Maybe, like me, you've been finding yourself in this process of slowly waking up from what feels like a very long sleep. It's like there's a tiny part of you that suspects that one day you decided to close your eyes for a while to forget about who you are, and then you started dreaming and the dream felt so real that you just kept dreaming and eventually forgot that you've been dreaming all along. But over time you kept running into things (situations, people, thoughts, pain) that seemed "off" at some deep level. And after a while you began questioning if there's something you've been missing -- maybe something you forgot about. You started looking for answers and through that process began to remember that you've been dreaming the whole time. And everything that felt so real for so long has started to become more and more like props on this play you've been a part of -- all symbols pointing to something much deeper; much more real.
The only challenge is that everyone and everything around you continues to insist (directly and indirectly) that this dream is the only real thing.
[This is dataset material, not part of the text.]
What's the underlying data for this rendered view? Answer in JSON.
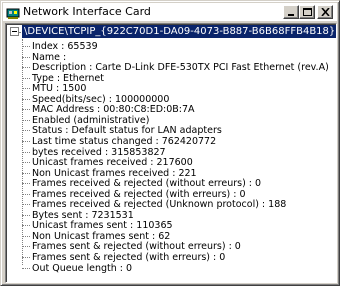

Society might even want to label you as crazy or mentally ill for proposing that there might be something beyond this material experience of separate objects.
The paradox is that the deeper you move into yourself and the more you become aware that you are not your body and you are not your thoughts, the more this illusion of separate things having separate experiences begins to break down and the more your Self begins to expand until you reach a point where you are the whole Universe and your sense of "I"-ness drops because it no longer has anything to relate itself to -- it is everything; you are everything.
But here you're left with a choice:
You can either close yourself off to this awakening because it seems too painful to let go of everything you've identified yourself with for so long.
Or you can go on the Hero's Journey and face the "dragons" of your shadow-self so that you can realize your true potential as the One unified SELF.
Both paths are painful, the only difference is that in the former the pain will continue to show up and you'll continue to find yourself in the same types of situations, while in the latter the pain eventually leads to a deep sense of meaning and purpose.
The choice is always yours because everything you have the potential to be is already right here in this moment because it's been with you the entire time.
You must let go of everything you are not in order to realize everything that you already are.
The point of the dream is to remember that it's just a dream.
But remember: dreaming is fun, too. Just don't mistake it for the real thing.